Remove Background Apps and Settings === Settings > System > apps and features. Remove all you dont want. Spend time going through all settings removing what you do not need. camera, location data, ad tracking, etc. Remove all background apps from these settings too which can be a big burden on resources. 
Fifth === Keep windows, antivirus and all programs and drivers up to date. If you do not regularly update this will surely be the reason for low performance and compatibility issues.

As you have stated in your article remove items from start up. Probably the best thing you can do to speed up windows if you have installed lot of programs to windows in the past and windows has become slow.
File management really sucks in W10. Files randomly disappear when copied or moved. When copying music files to a micro SD card, I'm constantly getting interrupted with error messages about the files, and have to click try again. Such a waste of time! Then when I examine the files, some folders never copied!

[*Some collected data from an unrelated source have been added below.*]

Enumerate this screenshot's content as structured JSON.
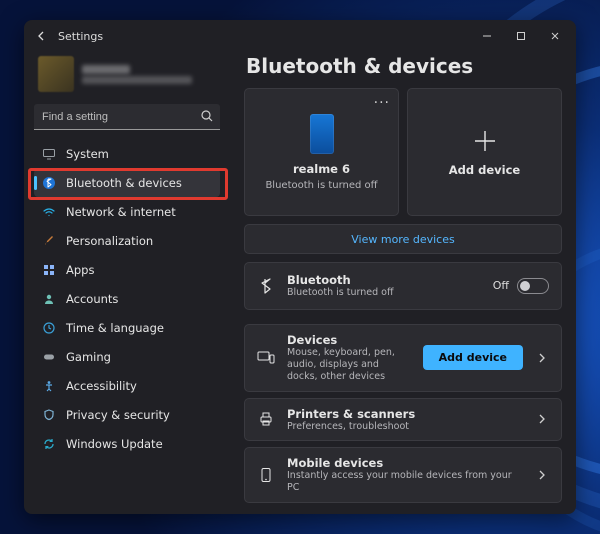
{
  "window": {
    "title": "Settings"
  },
  "search": {
    "placeholder": "Find a setting"
  },
  "sidebar": {
    "items": [
      {
        "label": "System"
      },
      {
        "label": "Bluetooth & devices"
      },
      {
        "label": "Network & internet"
      },
      {
        "label": "Personalization"
      },
      {
        "label": "Apps"
      },
      {
        "label": "Accounts"
      },
      {
        "label": "Time & language"
      },
      {
        "label": "Gaming"
      },
      {
        "label": "Accessibility"
      },
      {
        "label": "Privacy & security"
      },
      {
        "label": "Windows Update"
      }
    ],
    "active_index": 1
  },
  "page": {
    "title": "Bluetooth & devices"
  },
  "device_card": {
    "name": "realme 6",
    "status": "Bluetooth is turned off",
    "more": "···"
  },
  "add_card": {
    "label": "Add device"
  },
  "view_more": "View more devices",
  "bluetooth_row": {
    "title": "Bluetooth",
    "sub": "Bluetooth is turned off",
    "toggle_label": "Off",
    "toggle_on": false
  },
  "devices_row": {
    "title": "Devices",
    "sub": "Mouse, keyboard, pen, audio, displays and docks, other devices",
    "button": "Add device"
  },
  "printers_row": {
    "title": "Printers & scanners",
    "sub": "Preferences, troubleshoot"
  },
  "mobile_row": {
    "title": "Mobile devices",
    "sub": "Instantly access your mobile devices from your PC"
  },
  "colors": {
    "accent": "#4cc2ff",
    "highlight": "#e03a2f",
    "button": "#3fb3ff"
  }
}
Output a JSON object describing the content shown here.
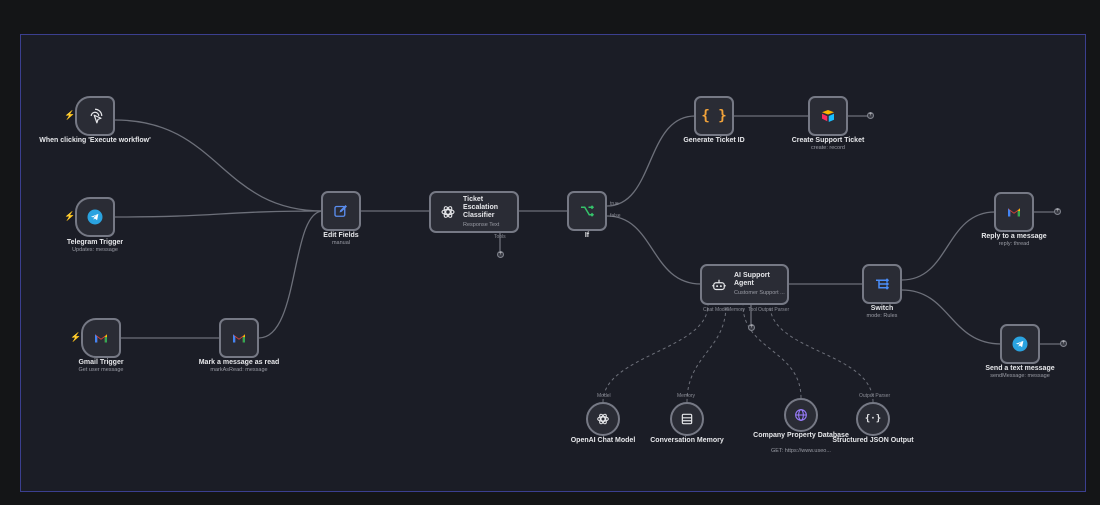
{
  "colors": {
    "background": "#141517",
    "canvas": "#1b1d26",
    "node_fill": "#2a2c35",
    "node_border": "#767985",
    "selection_border": "#3b3f8f",
    "trigger_bolt": "#ff6d3b",
    "telegram_blue": "#2aa3e0",
    "switch_blue": "#4a8df8",
    "if_green": "#35c46b",
    "code_orange": "#f2a33a",
    "edit_blue": "#5a8dee"
  },
  "nodes": {
    "manual_trigger": {
      "title": "When clicking 'Execute workflow'",
      "icon": "cursor-click-icon"
    },
    "telegram_trigger": {
      "title": "Telegram Trigger",
      "subtitle": "Updates: message",
      "icon": "telegram-icon"
    },
    "gmail_trigger": {
      "title": "Gmail Trigger",
      "subtitle": "Get user message",
      "icon": "gmail-icon"
    },
    "mark_read": {
      "title": "Mark a message as read",
      "subtitle": "markAsRead: message",
      "icon": "gmail-icon"
    },
    "edit_fields": {
      "title": "Edit Fields",
      "subtitle": "manual",
      "icon": "pencil-square-icon"
    },
    "classifier": {
      "title": "Ticket Escalation Classifier",
      "subtitle": "Response Text",
      "port_label": "Tools",
      "icon": "openai-icon"
    },
    "if": {
      "title": "If",
      "true_label": "true",
      "false_label": "false",
      "icon": "branch-icon"
    },
    "gen_ticket": {
      "title": "Generate Ticket ID",
      "icon": "code-braces-icon"
    },
    "create_ticket": {
      "title": "Create Support Ticket",
      "subtitle": "create: record",
      "icon": "airtable-icon"
    },
    "ai_agent": {
      "title": "AI Support Agent",
      "subtitle": "Customer Support ...",
      "ports": [
        "Chat Model",
        "Memory",
        "Tool",
        "Output Parser"
      ],
      "icon": "robot-icon"
    },
    "switch": {
      "title": "Switch",
      "subtitle": "mode: Rules",
      "icon": "switch-icon"
    },
    "reply": {
      "title": "Reply to a message",
      "subtitle": "reply: thread",
      "icon": "gmail-icon"
    },
    "send_tg": {
      "title": "Send a text message",
      "subtitle": "sendMessage: message",
      "icon": "telegram-icon"
    },
    "openai_model": {
      "title": "OpenAI Chat Model",
      "tag": "Model",
      "icon": "openai-icon"
    },
    "memory": {
      "title": "Conversation Memory",
      "tag": "Memory",
      "icon": "database-icon"
    },
    "property_db": {
      "title": "Company Property Database",
      "subtitle": "GET: https://www.useo...",
      "icon": "globe-icon"
    },
    "json_parser": {
      "title": "Structured JSON Output",
      "tag": "Output Parser",
      "icon": "json-braces-icon"
    }
  }
}
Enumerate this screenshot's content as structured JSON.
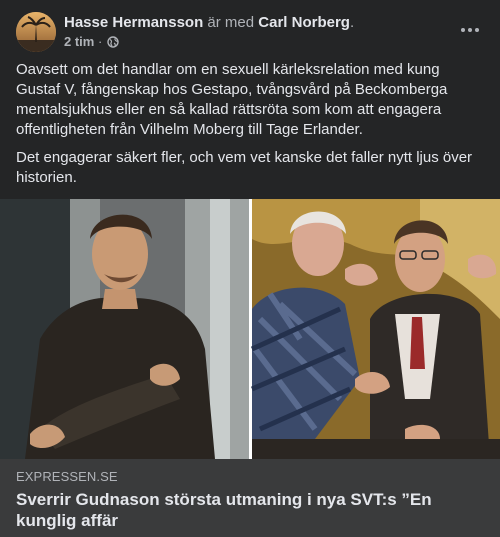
{
  "post": {
    "author": "Hasse Hermansson",
    "with_text": "är med",
    "tagged": "Carl Norberg",
    "tagged_suffix": ".",
    "time": "2 tim",
    "separator": "·",
    "privacy_icon": "globe-icon",
    "more_icon": "more-options-icon",
    "paragraphs": [
      "Oavsett om det handlar om en sexuell kärleksrelation med kung Gustaf V, fångenskap hos Gestapo, tvångsvård på Beckomberga mentalsjukhus eller en så kallad rättsröta som kom att engagera offentligheten från Vilhelm Moberg till Tage Erlander.",
      "Det engagerar säkert fler, och vem vet kanske det faller nytt ljus över historien."
    ]
  },
  "link_preview": {
    "domain": "EXPRESSEN.SE",
    "headline": "Sverrir Gudnason största utmaning i nya SVT:s ”En kunglig affär"
  },
  "colors": {
    "background": "#242526",
    "link_box": "#3a3b3c",
    "primary_text": "#e4e6eb",
    "secondary_text": "#b0b3b8"
  }
}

How to reduce Services Timeout? Since anniversary updates, some services timeout at 30000ms. Not always the same, but I am tired of waiting 10 to 20mn before boot up. 
I did create the ServicesPipeTimeout in the registry but it does not help...

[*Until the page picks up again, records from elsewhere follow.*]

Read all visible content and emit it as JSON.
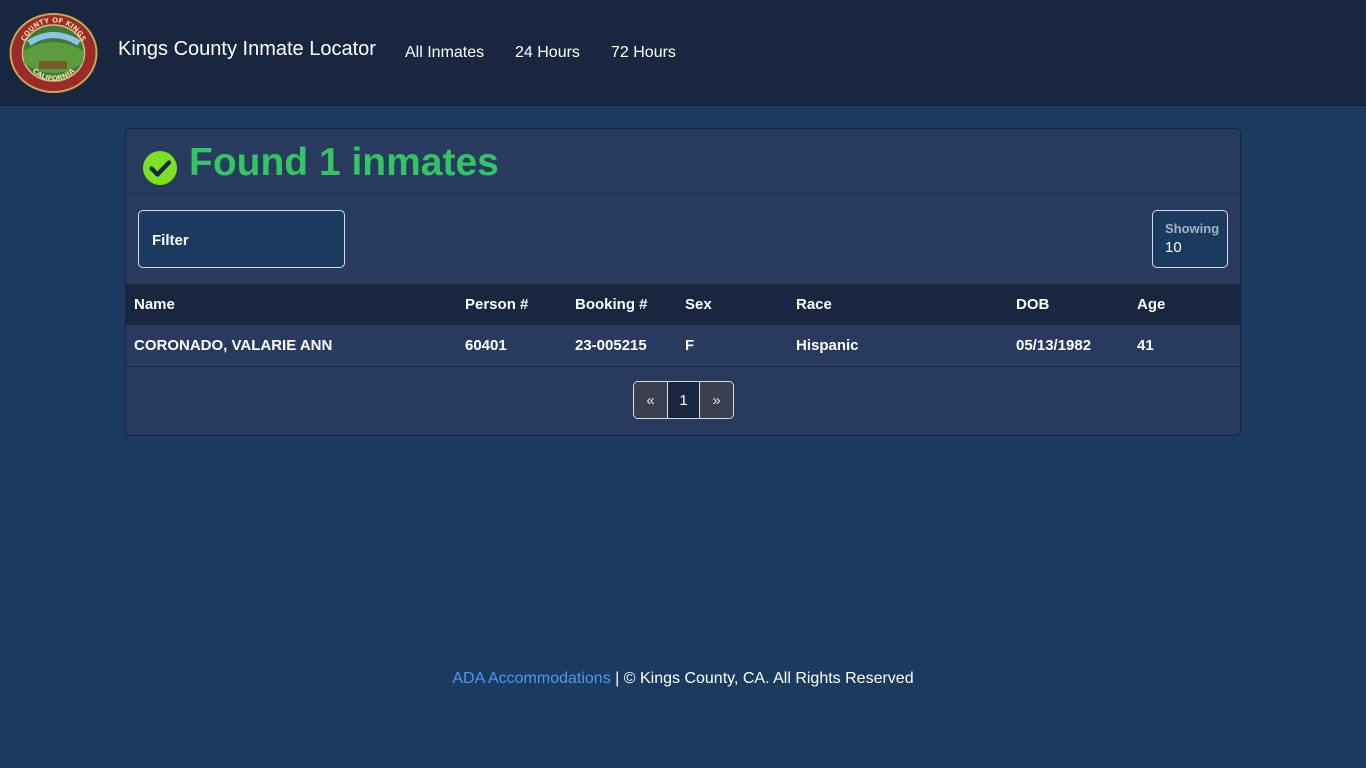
{
  "header": {
    "brand": "Kings County Inmate Locator",
    "nav": [
      {
        "label": "All Inmates"
      },
      {
        "label": "24 Hours"
      },
      {
        "label": "72 Hours"
      }
    ],
    "logo_text": {
      "top": "COUNTY OF KINGS",
      "bottom": "CALIFORNIA"
    }
  },
  "results": {
    "title": "Found 1 inmates",
    "filter_label": "Filter",
    "showing_label": "Showing",
    "showing_value": "10"
  },
  "table": {
    "columns": [
      "Name",
      "Person #",
      "Booking #",
      "Sex",
      "Race",
      "DOB",
      "Age"
    ],
    "rows": [
      [
        "CORONADO, VALARIE ANN",
        "60401",
        "23-005215",
        "F",
        "Hispanic",
        "05/13/1982",
        "41"
      ]
    ]
  },
  "pagination": {
    "prev": "«",
    "current": "1",
    "next": "»"
  },
  "footer": {
    "link": "ADA Accommodations",
    "separator": "|",
    "text": "© Kings County, CA. All Rights Reserved"
  },
  "colors": {
    "page_bg": "#1b3a60",
    "navbar_bg": "#182640",
    "card_bg": "#283a5e",
    "success_green": "#33c463",
    "link_blue": "#4f96f2"
  }
}
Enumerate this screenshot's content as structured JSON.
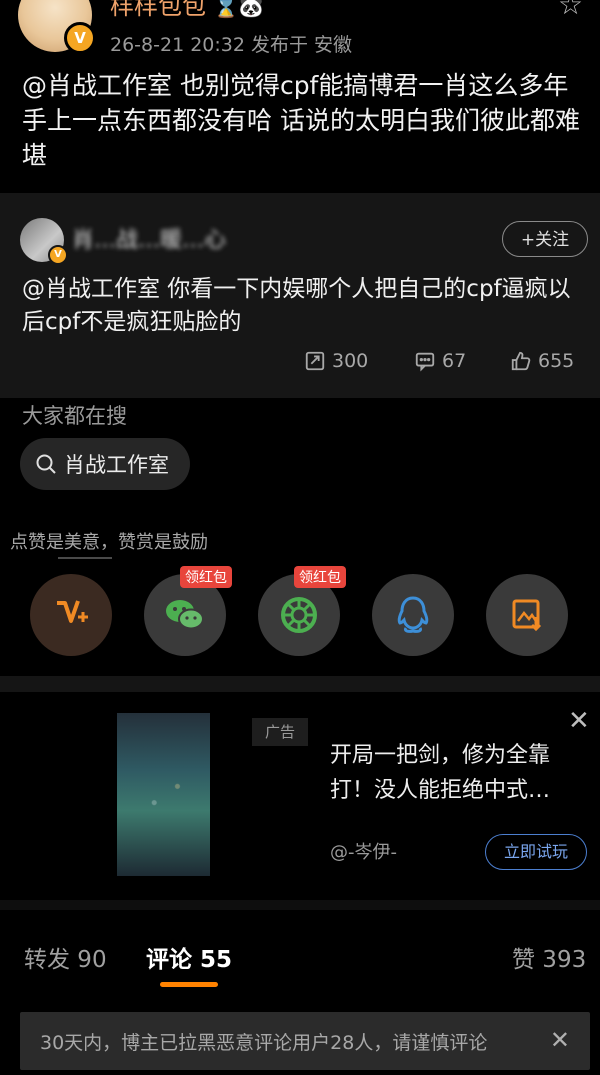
{
  "post": {
    "username": "样样包包",
    "username_emojis": "⌛🐼",
    "meta": "26-8-21 20:32  发布于 安徽",
    "text": "@肖战工作室 也别觉得cpf能搞博君一肖这么多年手上一点东西都没有哈 话说的太明白我们彼此都难堪"
  },
  "retweet": {
    "name": "肖…战…暖…心",
    "follow_label": "+关注",
    "text": "@肖战工作室 你看一下内娱哪个人把自己的cpf逼疯以后cpf不是疯狂贴脸的",
    "stats": {
      "reposts": "300",
      "comments": "67",
      "likes": "655"
    }
  },
  "search": {
    "title": "大家都在搜",
    "chip": "肖战工作室"
  },
  "share": {
    "title": "点赞是美意，赞赏是鼓励",
    "redpacket_label": "领红包",
    "icons": [
      "like-icon",
      "wechat-icon",
      "moments-icon",
      "qq-icon",
      "save-image-icon"
    ]
  },
  "ad": {
    "tag": "广告",
    "title": "开局一把剑，修为全靠打！没人能拒绝中式…",
    "author": "@-岑伊-",
    "cta": "立即试玩"
  },
  "tabs": {
    "repost": "转发 90",
    "comments": "评论 55",
    "likes": "赞 393"
  },
  "notice": {
    "text": "30天内，博主已拉黑恶意评论用户28人，请谨慎评论"
  },
  "colors": {
    "accent": "#ff8200",
    "username": "#f0a36b",
    "badge": "#f5a623",
    "redpacket": "#e8453c",
    "wechat_green": "#4caf50",
    "qq_blue": "#3d8fd8"
  }
}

My intel core i5, 4GB RAM machine has slowed down considerably after upgrade to Windows 10. None of the above and other suggestions are of any help. Someone tells me that BIOS settings need to change since the original settings of the machine relate to Windows 7. Anyone having any advice?
Yes, ; download and run Ccleaner; 'registry' cleaner 
(2nd column down)
Your drive will be full of bad addresses (like a library with the books all in then wrong place)
Bios settings remain the same (you should only mess about here for overclocking where applicable,changing drive boot order or changing the ram allocation to the on board graphics,perhaps)
 W10 is faster than 8 is faster than 7. 
 Any i3 or better cpu from sandy bridge onwards (i3 2100) you should aim at using 8 gig ram ,pref dual channel (2 x4 gig ddr3 sticks) But it will work fine with any 4 gig config., unless gaming.
I suspect you have fixed this by now, but
Ignore this site; the guy is a numpty and so are many of the people proposing disk management Ccleaner will do in an instant (as will many free antivirus options once a year).
 Guess the drivers have caught up now too.
I call BS on the last one. Windows 10 doesn't need to be defragged manually anymore as it does it on it's own. Not to mention more and more PCs now have SSDs which don't require defragging at ALL and it could, in fact, damage them.
what should I enter in the Initial size MB <first topic> as I have 4 GB of ram installed on my PC Windows 10, Please help...
These tips are great, but you left out some important items. For example: Allotting extra memory to an app or a set of apps. I have windows 10 pro and kicked the RAM up as far as my rig can handle and the extra RAM is mostly just sitting there. What I need is to put it to work. I have used the advanced performance boost, but that of course uses the HDD not the RAM to do things.
Complete waste of time unless you run W10 on a calculator.